Depending on the text you might be able to search for a period (or other
punctuation) followed by two spaces.  It's not robust, but if you know that
convention will be followed by the authors, then it can work.

_Kevin

-----Original Message-----
From: Matthew Smillie [mailto:M.B.Smillie / sms.ed.ac.uk] 
Sent: Tuesday, November 29, 2005 09:06 PM
To: ruby-talk ML
Subject: Re: Splitting a text file into sentences


On Nov 29, 2005, at 23:49, basi wrote:

> Looking for ideas on how to split a text file into sentences. I see 
> the problem of basing the split on [.!?] -- they're also used in ways 
> other than to end a sentence. If I have to do manual pre-processing of 
> the text file, what editing might I do? Has anyone had to deal with 
> this problem and how did you make life easier for you?
> Thanks for the help.
> basi
>
>


Doing really, really good sentence boundary detection is an on-going problem
in natural language processing.  I'm not aware of any Ruby- based NLP
packages, but if you want better accuracy than just using [.!?:] there are
several free NLP packages around (NLTK in Python,  
and Stanford's Java NLP package spring to mind) that might help you.   
A googling of "sentence tokenization" may also yield some help.
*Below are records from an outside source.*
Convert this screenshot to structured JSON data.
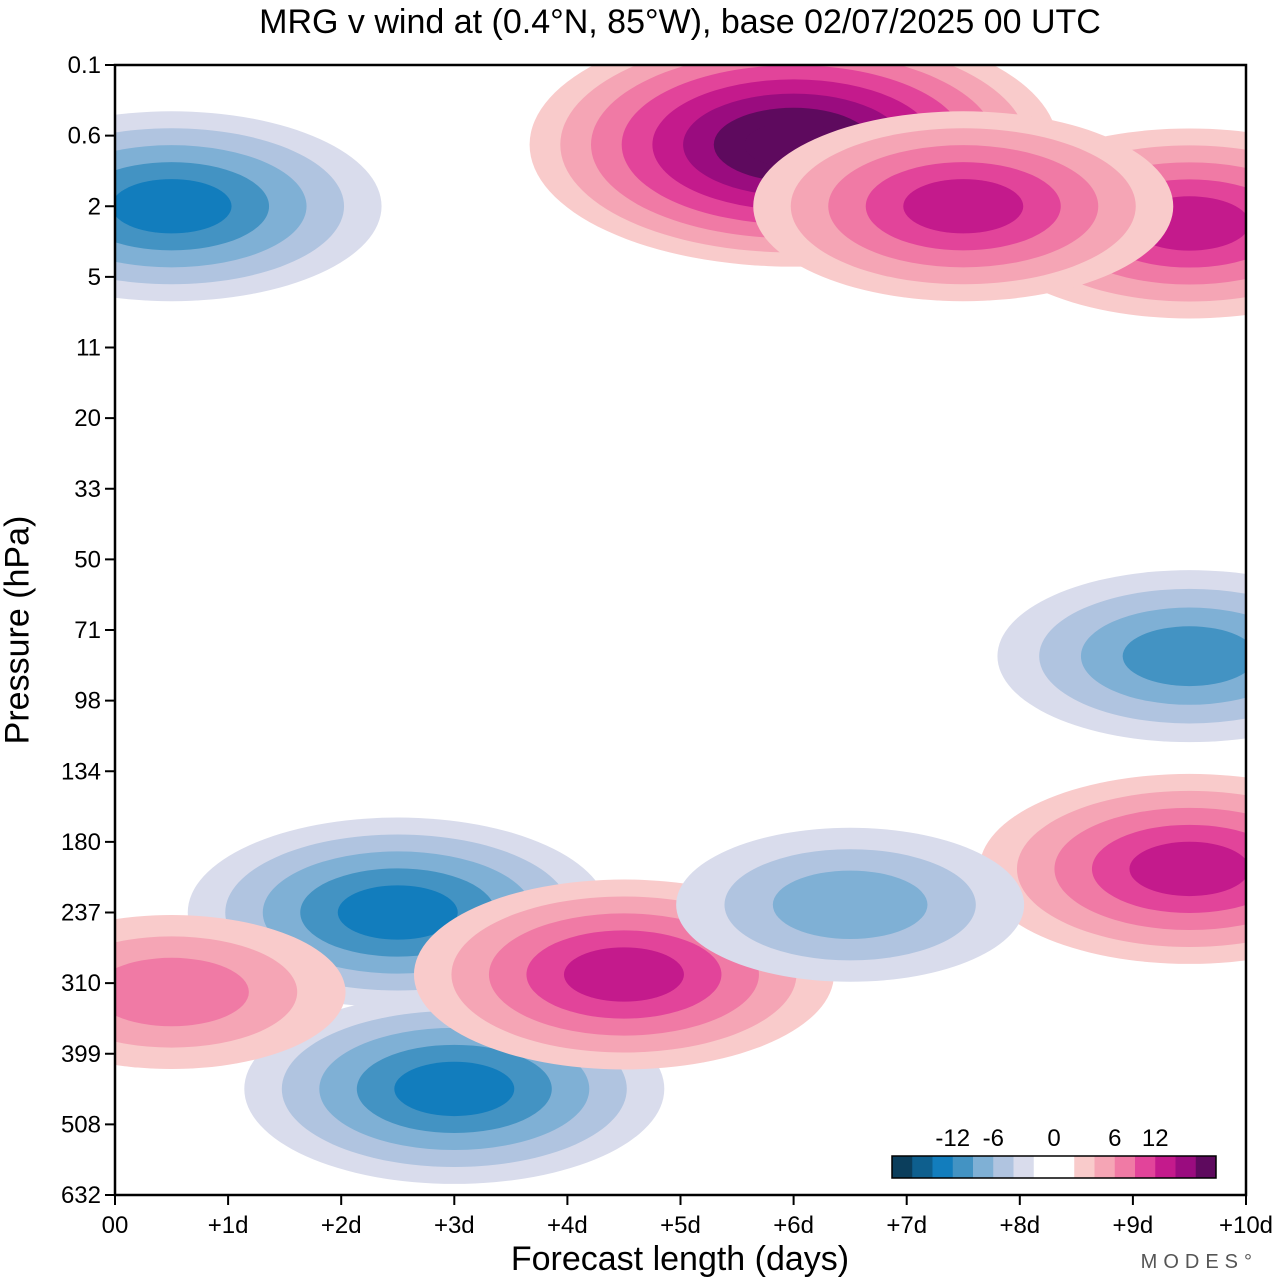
{
  "chart_data": {
    "type": "heatmap",
    "title": "MRG v wind at (0.4°N, 85°W),  base 02/07/2025  00 UTC",
    "xlabel": "Forecast length (days)",
    "ylabel": "Pressure (hPa)",
    "x_ticks": [
      "00",
      "+1d",
      "+2d",
      "+3d",
      "+4d",
      "+5d",
      "+6d",
      "+7d",
      "+8d",
      "+9d",
      "+10d"
    ],
    "y_ticks": [
      "0.1",
      "0.6",
      "2",
      "5",
      "11",
      "20",
      "33",
      "50",
      "71",
      "98",
      "134",
      "180",
      "237",
      "310",
      "399",
      "508",
      "632"
    ],
    "xlim_days": [
      0,
      10
    ],
    "y_scale": "log",
    "colorbar": {
      "labels": [
        "-12",
        "-6",
        "0",
        "6",
        "12"
      ],
      "colors": [
        "#0b3e5c",
        "#0e5f8e",
        "#127dbd",
        "#4393c3",
        "#7fb0d5",
        "#b0c4e0",
        "#d9dcec",
        "#ffffff",
        "#ffffff",
        "#f9cbcb",
        "#f5a5b5",
        "#f07aa5",
        "#e2449a",
        "#c41a8c",
        "#9a0c7f",
        "#5e0a5e"
      ]
    },
    "features": [
      {
        "day": 2.5,
        "pressure": 237,
        "value": -9
      },
      {
        "day": 3.0,
        "pressure": 450,
        "value": -9
      },
      {
        "day": 4.5,
        "pressure": 300,
        "value": 9
      },
      {
        "day": 6.0,
        "pressure": 0.7,
        "value": 15
      },
      {
        "day": 9.5,
        "pressure": 200,
        "value": 9
      },
      {
        "day": 0.5,
        "pressure": 2.0,
        "value": -10
      },
      {
        "day": 9.5,
        "pressure": 80,
        "value": -8
      },
      {
        "day": 6.5,
        "pressure": 230,
        "value": -6
      },
      {
        "day": 0.5,
        "pressure": 320,
        "value": 6
      },
      {
        "day": 9.5,
        "pressure": 2.5,
        "value": 9
      },
      {
        "day": 7.5,
        "pressure": 2.0,
        "value": 9
      }
    ]
  },
  "brand": "MODES°"
}
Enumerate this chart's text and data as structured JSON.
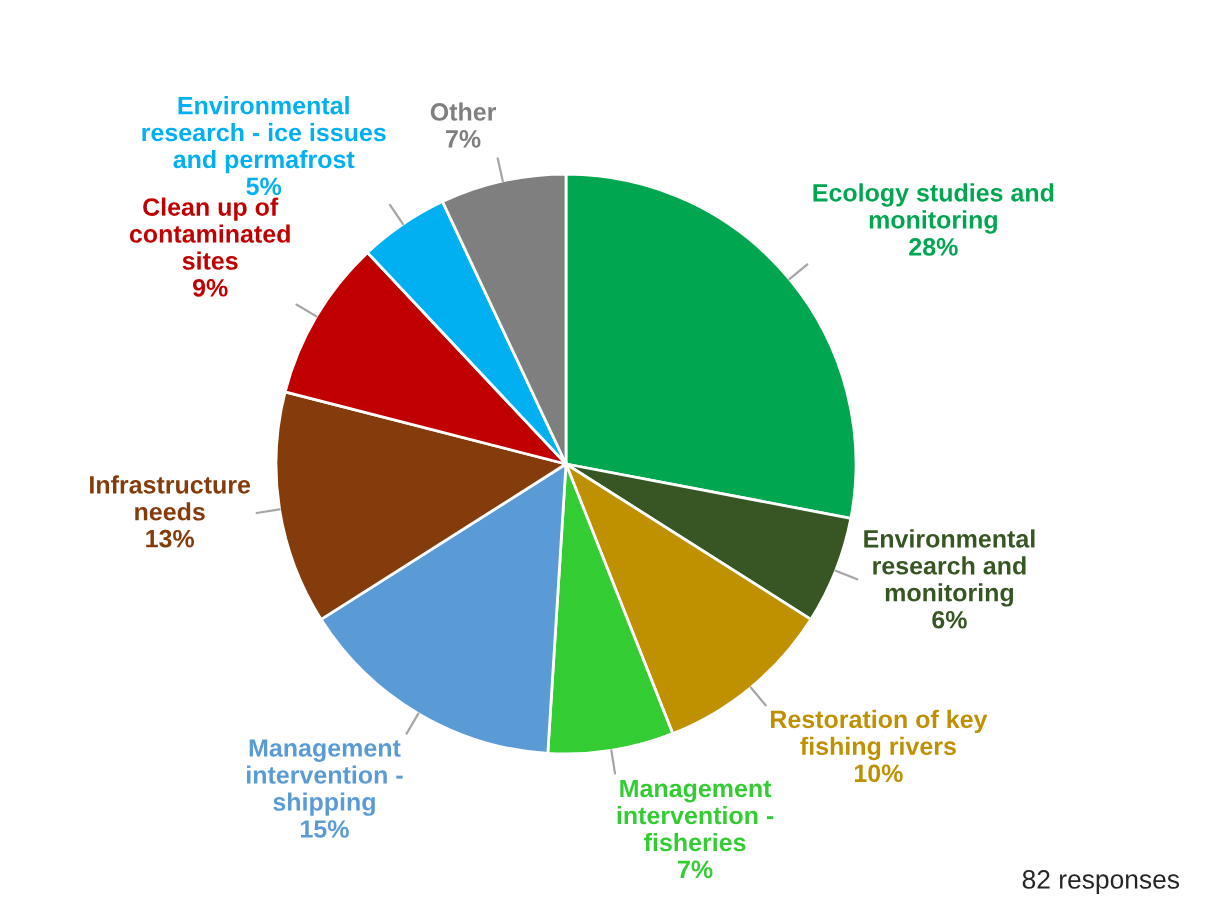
{
  "chart_data": {
    "type": "pie",
    "categories": [
      "Ecology studies and\nmonitoring",
      "Environmental\nresearch and\nmonitoring",
      "Restoration of key\nfishing rivers",
      "Management\nintervention -\nfisheries",
      "Management\nintervention -\nshipping",
      "Infrastructure\nneeds",
      "Clean up of\ncontaminated\nsites",
      "Environmental\nresearch - ice issues\nand permafrost",
      "Other"
    ],
    "values": [
      28,
      6,
      10,
      7,
      15,
      13,
      9,
      5,
      7
    ],
    "value_labels": [
      "28%",
      "6%",
      "10%",
      "7%",
      "15%",
      "13%",
      "9%",
      "5%",
      "7%"
    ],
    "colors": [
      "#00a650",
      "#375623",
      "#bf9000",
      "#33cc33",
      "#5b9bd5",
      "#843c0c",
      "#c00000",
      "#00b0f0",
      "#7f7f7f"
    ],
    "annotations": [
      "82 responses"
    ],
    "legend": false
  }
}
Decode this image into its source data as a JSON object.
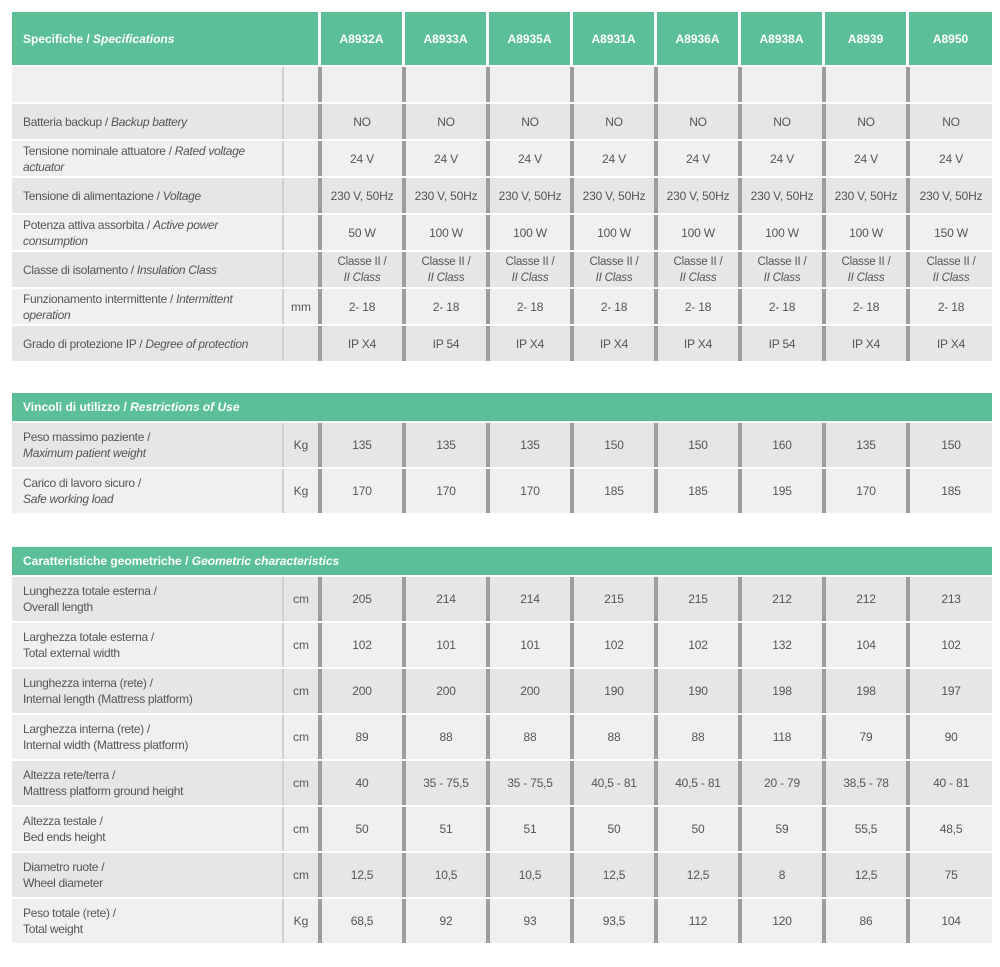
{
  "specs": {
    "header_it": "Specifiche",
    "header_sep": " / ",
    "header_en": "Specifications",
    "models": [
      "A8932A",
      "A8933A",
      "A8935A",
      "A8931A",
      "A8936A",
      "A8938A",
      "A8939",
      "A8950"
    ],
    "rows": [
      {
        "it": "Batteria backup",
        "en": "Backup battery",
        "unit": "",
        "values": [
          "NO",
          "NO",
          "NO",
          "NO",
          "NO",
          "NO",
          "NO",
          "NO"
        ]
      },
      {
        "it": "Tensione nominale attuatore",
        "en": "Rated voltage actuator",
        "unit": "",
        "values": [
          "24 V",
          "24 V",
          "24 V",
          "24 V",
          "24 V",
          "24 V",
          "24 V",
          "24 V"
        ]
      },
      {
        "it": "Tensione di alimentazione",
        "en": "Voltage",
        "unit": "",
        "values": [
          "230 V, 50Hz",
          "230 V, 50Hz",
          "230 V, 50Hz",
          "230 V, 50Hz",
          "230 V, 50Hz",
          "230 V, 50Hz",
          "230 V, 50Hz",
          "230 V, 50Hz"
        ]
      },
      {
        "it": "Potenza attiva assorbita",
        "en": "Active power consumption",
        "unit": "",
        "values": [
          "50 W",
          "100 W",
          "100 W",
          "100 W",
          "100 W",
          "100 W",
          "100 W",
          "150 W"
        ]
      },
      {
        "it": "Classe di isolamento",
        "en": "Insulation Class",
        "unit": "",
        "values_l1": [
          "Classe II /",
          "Classe II /",
          "Classe II /",
          "Classe II /",
          "Classe II /",
          "Classe II /",
          "Classe II /",
          "Classe II /"
        ],
        "values_l2": [
          "II Class",
          "II Class",
          "II Class",
          "II Class",
          "II Class",
          "II Class",
          "II Class",
          "II Class"
        ]
      },
      {
        "it": "Funzionamento intermittente",
        "en": "Intermittent operation",
        "unit": "mm",
        "values": [
          "2- 18",
          "2- 18",
          "2- 18",
          "2- 18",
          "2- 18",
          "2- 18",
          "2- 18",
          "2- 18"
        ]
      },
      {
        "it": "Grado di protezione IP",
        "en": "Degree of protection",
        "unit": "",
        "values": [
          "IP X4",
          "IP 54",
          "IP X4",
          "IP X4",
          "IP X4",
          "IP 54",
          "IP X4",
          "IP X4"
        ]
      }
    ]
  },
  "restrictions": {
    "header_it": "Vincoli di utilizzo",
    "header_sep": " / ",
    "header_en": "Restrictions of Use",
    "rows": [
      {
        "it": "Peso massimo paziente /",
        "en": "Maximum patient weight",
        "unit": "Kg",
        "values": [
          "135",
          "135",
          "135",
          "150",
          "150",
          "160",
          "135",
          "150"
        ]
      },
      {
        "it": "Carico di lavoro sicuro /",
        "en": "Safe working load",
        "unit": "Kg",
        "values": [
          "170",
          "170",
          "170",
          "185",
          "185",
          "195",
          "170",
          "185"
        ]
      }
    ]
  },
  "geometric": {
    "header_it": "Caratteristiche geometriche",
    "header_sep": " / ",
    "header_en": "Geometric characteristics",
    "rows": [
      {
        "it": "Lunghezza totale esterna /",
        "en": "Overall length",
        "unit": "cm",
        "values": [
          "205",
          "214",
          "214",
          "215",
          "215",
          "212",
          "212",
          "213"
        ]
      },
      {
        "it": "Larghezza totale esterna /",
        "en": "Total external width",
        "unit": "cm",
        "values": [
          "102",
          "101",
          "101",
          "102",
          "102",
          "132",
          "104",
          "102"
        ]
      },
      {
        "it": "Lunghezza interna (rete) /",
        "en": "Internal length (Mattress platform)",
        "unit": "cm",
        "values": [
          "200",
          "200",
          "200",
          "190",
          "190",
          "198",
          "198",
          "197"
        ]
      },
      {
        "it": "Larghezza interna (rete) /",
        "en": "Internal width (Mattress platform)",
        "unit": "cm",
        "values": [
          "89",
          "88",
          "88",
          "88",
          "88",
          "118",
          "79",
          "90"
        ]
      },
      {
        "it": "Altezza rete/terra /",
        "en": "Mattress platform ground height",
        "unit": "cm",
        "values": [
          "40",
          "35 - 75,5",
          "35 - 75,5",
          "40,5 - 81",
          "40,5 - 81",
          "20 - 79",
          "38,5 - 78",
          "40 - 81"
        ]
      },
      {
        "it": "Altezza testale /",
        "en": "Bed ends height",
        "unit": "cm",
        "values": [
          "50",
          "51",
          "51",
          "50",
          "50",
          "59",
          "55,5",
          "48,5"
        ]
      },
      {
        "it": "Diametro ruote /",
        "en": "Wheel diameter",
        "unit": "cm",
        "values": [
          "12,5",
          "10,5",
          "10,5",
          "12,5",
          "12,5",
          "8",
          "12,5",
          "75"
        ]
      },
      {
        "it": "Peso totale (rete) /",
        "en": "Total weight",
        "unit": "Kg",
        "values": [
          "68,5",
          "92",
          "93",
          "93,5",
          "112",
          "120",
          "86",
          "104"
        ]
      }
    ]
  }
}
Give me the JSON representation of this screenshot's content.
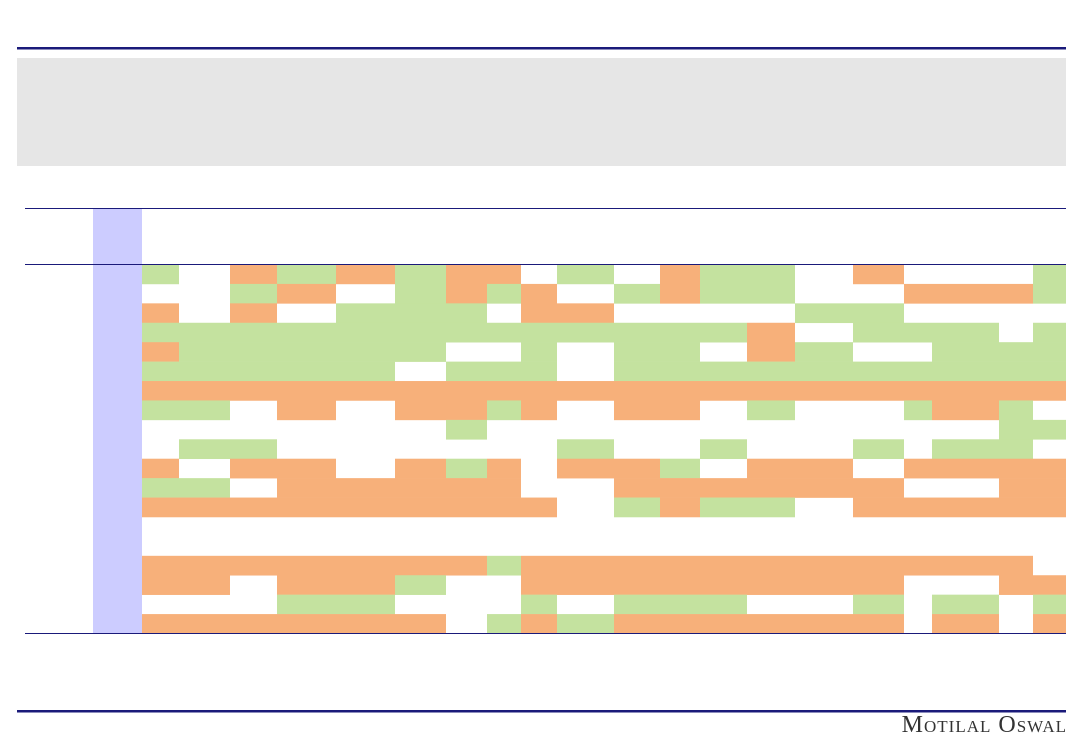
{
  "footer": {
    "brand": "Motilal Oswal"
  }
}
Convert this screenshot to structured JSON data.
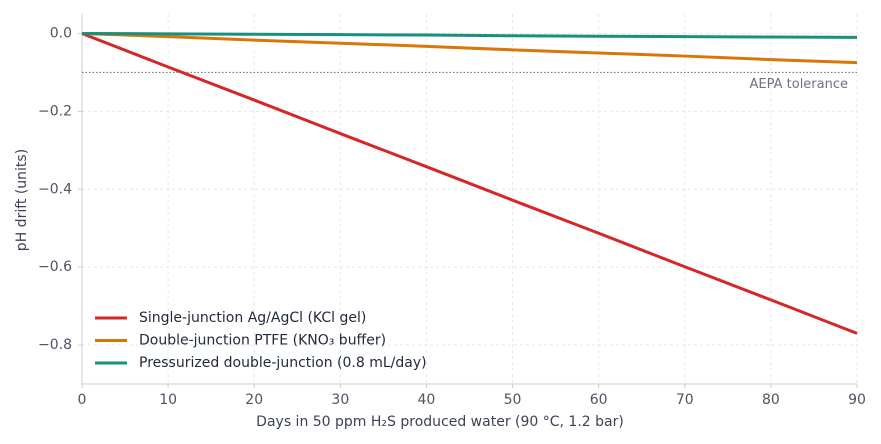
{
  "chart_data": {
    "type": "line",
    "x_label": "Days in 50 ppm H₂S produced water (90 °C, 1.2 bar)",
    "y_label": "pH drift (units)",
    "x": [
      0,
      10,
      20,
      30,
      40,
      50,
      60,
      70,
      80,
      90
    ],
    "series": [
      {
        "name": "Single-junction Ag/AgCl (KCl gel)",
        "color": "#d62728",
        "values": [
          0,
          -0.086,
          -0.171,
          -0.257,
          -0.342,
          -0.428,
          -0.513,
          -0.599,
          -0.684,
          -0.77
        ]
      },
      {
        "name": "Double-junction PTFE (KNO₃ buffer)",
        "color": "#d97706",
        "values": [
          0,
          -0.008,
          -0.017,
          -0.025,
          -0.033,
          -0.042,
          -0.05,
          -0.058,
          -0.067,
          -0.075
        ]
      },
      {
        "name": "Pressurized double-junction (0.8 mL/day)",
        "color": "#16907f",
        "values": [
          0,
          -0.001,
          -0.002,
          -0.003,
          -0.004,
          -0.006,
          -0.007,
          -0.008,
          -0.009,
          -0.01
        ]
      }
    ],
    "xlim": [
      0,
      90
    ],
    "xticks": [
      0,
      10,
      20,
      30,
      40,
      50,
      60,
      70,
      80,
      90
    ],
    "ylim": [
      -0.9,
      0.05
    ],
    "yticks": [
      {
        "value": 0,
        "label": "0.0"
      },
      {
        "value": -0.2,
        "label": "−0.2"
      },
      {
        "value": -0.4,
        "label": "−0.4"
      },
      {
        "value": -0.6,
        "label": "−0.6"
      },
      {
        "value": -0.8,
        "label": "−0.8"
      }
    ],
    "grid": true,
    "legend": "lower left",
    "reference_line": {
      "value": -0.1,
      "label": "AEPA tolerance"
    }
  }
}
If that sounds like overkill, then you can get accuracy "good enough for
government work" by making a list of regular expressions to catch exceptions
to the punctuation rule.  These will necessarily vary a little depending on
your source text, but a typical examples are catching titles like "Mr.",
"Mrs." "Dr.", and all-caps abbreviations like "U.S.A." or "M.D." (something
like this: /([A-Z]\.([A-Z]\.)+/)

good luck,
matthew smillie.

----
Matthew Smillie            <M.B.Smillie / sms.ed.ac.uk>
Institute for Communicating and Collaborative Systems University of
Edinburgh